33–36 As with the situation for younger women, any benefits of screening older women must be balanced against possible harms. For instance, the probability of over-diagnosis accelerates among women over age 74. Model estimates for the oldest age groups also have some uncertainty built in because of the limited primary data on natural history of breast cancer and the absence of screening trial data after age 74 years.
It is logical to assume that more screening will save substantially more lives. However, when comparing the strategy recommended by the US Preventive Services Task Force
8 to the most intensive regimen we evaluated (annual screening from ages 40 to 84), there was only a one-half of one percent additional reduction in the lifetime probability of death from breast cancer. This somewhat counter-intuitive result is based on several factors, including the fact that most women never develop breast cancer and when cancer is diagnosed, treatment is very effective in avoiding death for most women. Additional variables, such as slow tumor growth rates and low incidence rates in young women, also mean that a less intensive screening schedule still maintains the majority of the benefits of more intensive strategies and use far fewer mammography screening and diagnostic resources.

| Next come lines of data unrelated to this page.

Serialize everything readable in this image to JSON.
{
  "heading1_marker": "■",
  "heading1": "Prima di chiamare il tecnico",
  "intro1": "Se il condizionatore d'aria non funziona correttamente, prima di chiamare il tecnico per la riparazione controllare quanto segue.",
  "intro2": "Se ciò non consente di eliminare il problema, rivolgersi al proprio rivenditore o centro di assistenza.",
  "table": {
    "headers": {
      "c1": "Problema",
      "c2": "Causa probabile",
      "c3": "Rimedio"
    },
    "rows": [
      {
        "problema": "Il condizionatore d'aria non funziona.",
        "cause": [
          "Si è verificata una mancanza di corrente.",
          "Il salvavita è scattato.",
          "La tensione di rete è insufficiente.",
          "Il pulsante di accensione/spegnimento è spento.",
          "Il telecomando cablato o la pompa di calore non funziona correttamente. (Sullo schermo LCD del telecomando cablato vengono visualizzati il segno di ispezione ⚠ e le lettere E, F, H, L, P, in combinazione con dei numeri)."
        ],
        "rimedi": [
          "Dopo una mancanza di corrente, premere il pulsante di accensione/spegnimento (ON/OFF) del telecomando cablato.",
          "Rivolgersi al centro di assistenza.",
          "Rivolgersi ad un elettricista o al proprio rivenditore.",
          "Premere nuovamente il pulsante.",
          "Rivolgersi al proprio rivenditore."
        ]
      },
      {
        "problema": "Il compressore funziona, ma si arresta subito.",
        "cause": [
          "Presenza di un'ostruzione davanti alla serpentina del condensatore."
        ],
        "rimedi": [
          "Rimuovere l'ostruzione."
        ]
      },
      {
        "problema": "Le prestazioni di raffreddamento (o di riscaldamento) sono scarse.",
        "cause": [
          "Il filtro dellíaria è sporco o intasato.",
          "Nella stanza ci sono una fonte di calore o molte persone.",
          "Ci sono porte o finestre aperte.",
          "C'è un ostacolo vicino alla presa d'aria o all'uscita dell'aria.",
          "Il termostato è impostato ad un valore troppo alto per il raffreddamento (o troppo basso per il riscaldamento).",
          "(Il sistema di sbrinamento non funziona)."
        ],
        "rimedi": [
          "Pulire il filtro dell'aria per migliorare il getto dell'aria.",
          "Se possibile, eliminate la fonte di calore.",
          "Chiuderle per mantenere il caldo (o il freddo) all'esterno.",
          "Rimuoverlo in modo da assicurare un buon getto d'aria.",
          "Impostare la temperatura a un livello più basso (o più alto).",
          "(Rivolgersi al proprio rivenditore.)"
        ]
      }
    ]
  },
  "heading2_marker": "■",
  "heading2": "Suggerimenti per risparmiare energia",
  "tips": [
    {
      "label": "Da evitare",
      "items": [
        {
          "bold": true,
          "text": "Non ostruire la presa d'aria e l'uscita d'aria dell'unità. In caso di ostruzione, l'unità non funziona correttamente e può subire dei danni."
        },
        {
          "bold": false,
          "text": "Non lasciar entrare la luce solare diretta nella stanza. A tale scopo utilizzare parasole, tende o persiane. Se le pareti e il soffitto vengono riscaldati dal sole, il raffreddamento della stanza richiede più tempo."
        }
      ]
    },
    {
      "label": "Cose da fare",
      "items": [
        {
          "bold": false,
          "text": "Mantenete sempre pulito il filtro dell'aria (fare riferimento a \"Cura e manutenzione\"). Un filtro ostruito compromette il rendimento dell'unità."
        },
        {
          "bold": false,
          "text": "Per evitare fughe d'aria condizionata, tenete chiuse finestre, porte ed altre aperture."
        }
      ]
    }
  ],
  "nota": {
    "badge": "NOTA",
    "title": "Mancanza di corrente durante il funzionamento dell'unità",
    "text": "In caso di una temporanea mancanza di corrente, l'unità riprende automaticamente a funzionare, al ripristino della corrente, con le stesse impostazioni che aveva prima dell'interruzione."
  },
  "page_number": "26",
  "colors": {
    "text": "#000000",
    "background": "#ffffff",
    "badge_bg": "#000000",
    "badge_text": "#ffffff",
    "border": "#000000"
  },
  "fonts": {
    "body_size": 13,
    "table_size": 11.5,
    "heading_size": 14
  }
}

The collaboration of six groups with different modeling philosophies and approaches to estimate the same end-points by using a common set of data provides an excellent opportunity to cross-replicate results and depicts uncertainty related to modeling assumptions and structure by providing a range of results. The resulting conclusions about the ranking of screening strategies were very robust and should provide greater credibility than inferences based on one model alone.

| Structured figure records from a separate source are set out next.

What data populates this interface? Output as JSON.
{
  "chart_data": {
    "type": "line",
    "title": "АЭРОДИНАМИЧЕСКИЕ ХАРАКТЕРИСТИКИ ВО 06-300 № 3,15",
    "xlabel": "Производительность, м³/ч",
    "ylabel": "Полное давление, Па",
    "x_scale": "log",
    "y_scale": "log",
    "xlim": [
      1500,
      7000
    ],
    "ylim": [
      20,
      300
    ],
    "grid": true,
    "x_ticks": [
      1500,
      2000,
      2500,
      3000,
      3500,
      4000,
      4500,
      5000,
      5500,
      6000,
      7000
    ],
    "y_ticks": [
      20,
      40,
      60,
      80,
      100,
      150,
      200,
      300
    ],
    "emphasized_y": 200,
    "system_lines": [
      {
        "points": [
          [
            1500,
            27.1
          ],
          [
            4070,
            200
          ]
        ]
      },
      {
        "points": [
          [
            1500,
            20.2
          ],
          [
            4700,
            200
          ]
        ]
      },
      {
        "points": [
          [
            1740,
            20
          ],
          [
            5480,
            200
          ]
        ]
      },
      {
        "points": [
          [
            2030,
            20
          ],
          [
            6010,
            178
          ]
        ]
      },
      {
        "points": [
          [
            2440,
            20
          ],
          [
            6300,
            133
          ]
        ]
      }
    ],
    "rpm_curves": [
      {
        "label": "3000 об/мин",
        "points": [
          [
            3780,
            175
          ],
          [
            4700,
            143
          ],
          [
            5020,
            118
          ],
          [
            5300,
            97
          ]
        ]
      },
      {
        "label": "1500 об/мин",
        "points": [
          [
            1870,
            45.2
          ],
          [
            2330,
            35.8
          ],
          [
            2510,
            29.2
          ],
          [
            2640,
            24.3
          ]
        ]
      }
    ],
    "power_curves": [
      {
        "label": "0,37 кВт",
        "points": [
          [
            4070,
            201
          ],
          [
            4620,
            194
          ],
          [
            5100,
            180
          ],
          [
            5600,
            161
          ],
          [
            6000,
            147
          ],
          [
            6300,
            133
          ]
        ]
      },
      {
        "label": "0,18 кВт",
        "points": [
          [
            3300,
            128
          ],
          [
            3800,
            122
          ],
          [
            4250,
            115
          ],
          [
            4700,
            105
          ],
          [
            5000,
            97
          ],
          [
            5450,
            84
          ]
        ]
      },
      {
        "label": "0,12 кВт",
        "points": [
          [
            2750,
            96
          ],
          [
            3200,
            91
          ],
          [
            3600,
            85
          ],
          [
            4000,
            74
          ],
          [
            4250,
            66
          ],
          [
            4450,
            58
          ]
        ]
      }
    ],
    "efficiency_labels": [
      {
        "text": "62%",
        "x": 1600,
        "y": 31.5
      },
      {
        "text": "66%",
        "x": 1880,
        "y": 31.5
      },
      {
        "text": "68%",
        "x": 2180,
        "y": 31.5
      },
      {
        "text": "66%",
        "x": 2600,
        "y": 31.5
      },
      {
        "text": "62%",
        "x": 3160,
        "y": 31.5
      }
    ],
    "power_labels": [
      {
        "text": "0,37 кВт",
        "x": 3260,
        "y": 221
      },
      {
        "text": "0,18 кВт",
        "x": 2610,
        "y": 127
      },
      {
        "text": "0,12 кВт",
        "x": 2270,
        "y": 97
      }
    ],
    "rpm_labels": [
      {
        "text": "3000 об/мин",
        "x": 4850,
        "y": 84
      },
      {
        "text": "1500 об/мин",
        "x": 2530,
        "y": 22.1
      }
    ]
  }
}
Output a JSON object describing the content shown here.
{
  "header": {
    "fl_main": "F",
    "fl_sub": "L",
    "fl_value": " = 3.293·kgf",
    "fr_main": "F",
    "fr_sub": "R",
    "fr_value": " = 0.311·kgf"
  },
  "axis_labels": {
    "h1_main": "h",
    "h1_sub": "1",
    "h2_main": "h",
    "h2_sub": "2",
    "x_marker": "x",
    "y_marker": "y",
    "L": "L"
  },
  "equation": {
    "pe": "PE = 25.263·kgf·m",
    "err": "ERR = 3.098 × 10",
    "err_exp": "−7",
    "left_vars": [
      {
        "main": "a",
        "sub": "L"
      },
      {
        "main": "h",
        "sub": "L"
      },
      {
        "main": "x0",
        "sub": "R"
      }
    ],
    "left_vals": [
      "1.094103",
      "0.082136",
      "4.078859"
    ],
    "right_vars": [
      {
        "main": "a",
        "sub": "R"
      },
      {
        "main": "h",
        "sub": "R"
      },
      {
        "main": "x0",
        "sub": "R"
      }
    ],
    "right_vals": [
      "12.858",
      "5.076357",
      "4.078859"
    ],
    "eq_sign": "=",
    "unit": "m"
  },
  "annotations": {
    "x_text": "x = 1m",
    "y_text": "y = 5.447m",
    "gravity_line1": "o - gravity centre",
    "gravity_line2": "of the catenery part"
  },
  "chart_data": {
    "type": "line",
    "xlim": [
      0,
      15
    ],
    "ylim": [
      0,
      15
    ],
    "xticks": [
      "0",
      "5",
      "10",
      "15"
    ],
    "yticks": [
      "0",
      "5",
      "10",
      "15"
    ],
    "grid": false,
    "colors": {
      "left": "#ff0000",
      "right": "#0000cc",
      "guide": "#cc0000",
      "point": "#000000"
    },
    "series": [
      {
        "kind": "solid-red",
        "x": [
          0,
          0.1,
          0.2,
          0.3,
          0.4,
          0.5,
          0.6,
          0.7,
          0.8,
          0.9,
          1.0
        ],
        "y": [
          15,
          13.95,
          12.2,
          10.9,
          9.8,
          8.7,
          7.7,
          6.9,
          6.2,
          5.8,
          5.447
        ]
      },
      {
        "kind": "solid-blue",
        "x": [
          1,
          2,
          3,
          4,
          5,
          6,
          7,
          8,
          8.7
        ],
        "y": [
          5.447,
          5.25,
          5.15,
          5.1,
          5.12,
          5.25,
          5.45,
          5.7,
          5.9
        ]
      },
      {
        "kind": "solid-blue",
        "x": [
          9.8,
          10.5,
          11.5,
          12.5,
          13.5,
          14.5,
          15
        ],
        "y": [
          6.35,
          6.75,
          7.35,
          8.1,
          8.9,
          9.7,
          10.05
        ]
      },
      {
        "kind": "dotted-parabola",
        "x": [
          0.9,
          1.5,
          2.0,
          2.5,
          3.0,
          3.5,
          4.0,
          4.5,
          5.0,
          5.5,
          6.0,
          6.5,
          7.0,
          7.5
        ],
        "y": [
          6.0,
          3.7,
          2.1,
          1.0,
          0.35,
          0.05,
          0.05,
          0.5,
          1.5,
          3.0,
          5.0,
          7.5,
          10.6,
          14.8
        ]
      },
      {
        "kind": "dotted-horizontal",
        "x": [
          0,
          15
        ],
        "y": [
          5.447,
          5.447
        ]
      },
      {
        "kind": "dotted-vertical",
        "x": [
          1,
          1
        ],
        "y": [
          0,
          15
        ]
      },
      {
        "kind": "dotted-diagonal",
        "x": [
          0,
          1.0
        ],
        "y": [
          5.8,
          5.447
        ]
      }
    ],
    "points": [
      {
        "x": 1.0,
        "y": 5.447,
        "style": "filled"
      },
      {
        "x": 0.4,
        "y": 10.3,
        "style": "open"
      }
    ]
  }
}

Despite our consistent results, our study had some limitations. First, our models project mortality reductions similar to those observed in clinical trials, but the range of results includes higher mortality reductions than seen in the trials because we model lifetime screening (vs. for the period of the trial and for invitations to screening) and assume adherence to all screening and treatment. The trials followed women for limited numbers of years and have some non-adherence. Second, we do not consider morbidity associated with surgery for screening-detected disease
37 or decrements in quality of life associated with false-positive results, living with earlier knowledge of a cancer diagnosis, or over-diagnosis.

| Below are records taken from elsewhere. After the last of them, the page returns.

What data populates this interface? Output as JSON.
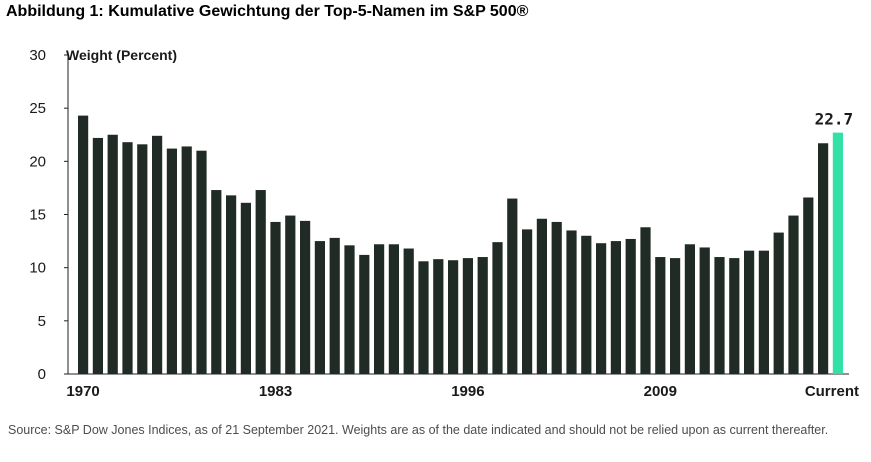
{
  "figure_title": "Abbildung 1: Kumulative Gewichtung der Top-5-Namen im S&P 500®",
  "source_note": "Source: S&P Dow Jones Indices, as of 21 September 2021. Weights are as of the date indicated and should not be relied upon as current thereafter.",
  "colors": {
    "bar": "#1f2b24",
    "highlight": "#33e0a6",
    "axis": "#222222",
    "text": "#1a1a1a"
  },
  "chart_data": {
    "type": "bar",
    "title": "",
    "ylabel": "Weight (Percent)",
    "xlabel": "",
    "ylim": [
      0,
      30
    ],
    "yticks": [
      0,
      5,
      10,
      15,
      20,
      25,
      30
    ],
    "grid": false,
    "x_tick_labels": [
      {
        "label": "1970",
        "at_index": 0
      },
      {
        "label": "1983",
        "at_index": 13
      },
      {
        "label": "1996",
        "at_index": 26
      },
      {
        "label": "2009",
        "at_index": 39
      },
      {
        "label": "Current",
        "at_index": 51
      }
    ],
    "values": [
      24.3,
      22.2,
      22.5,
      21.8,
      21.6,
      22.4,
      21.2,
      21.4,
      21.0,
      17.3,
      16.8,
      16.1,
      17.3,
      14.3,
      14.9,
      14.4,
      12.5,
      12.8,
      12.1,
      11.2,
      12.2,
      12.2,
      11.8,
      10.6,
      10.8,
      10.7,
      10.9,
      11.0,
      12.4,
      16.5,
      13.6,
      14.6,
      14.3,
      13.5,
      13.0,
      12.3,
      12.5,
      12.7,
      13.8,
      11.0,
      10.9,
      12.2,
      11.9,
      11.0,
      10.9,
      11.6,
      11.6,
      13.3,
      14.9,
      16.6,
      21.7,
      22.7
    ],
    "highlight_index": 51,
    "highlight_label": "22.7"
  }
}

38 Third, in estimating lifetime results, we projected breast cancer trends from background incidence rates of a 1960 birth cohort extrapolated forward in time. However, future background incidence (and mortality) may change as the result of different forces, and/or results may vary for groups with higher than average risk.
39 We assumed 100% adherence to screening and treatment to evaluate program efficacy. Benefits will always fall short of the projected results because adherence is not perfect. If actual adherence varies systematically by age or other factors, the ranking of strategies could change. Finally, we did not include costs in our analysis, although the average number of mammograms per woman (and false-positive results) provides some proxy of resource consumption. Even with these acknowledged limitations, the models demonstrate meaningful, qualitatively similar outcomes.
Choices about optimal ages of initiation and cessation will ultimately depend on program goals, resources, weight attached to the balance of harms and benefits, and considerations of efficiency and equity.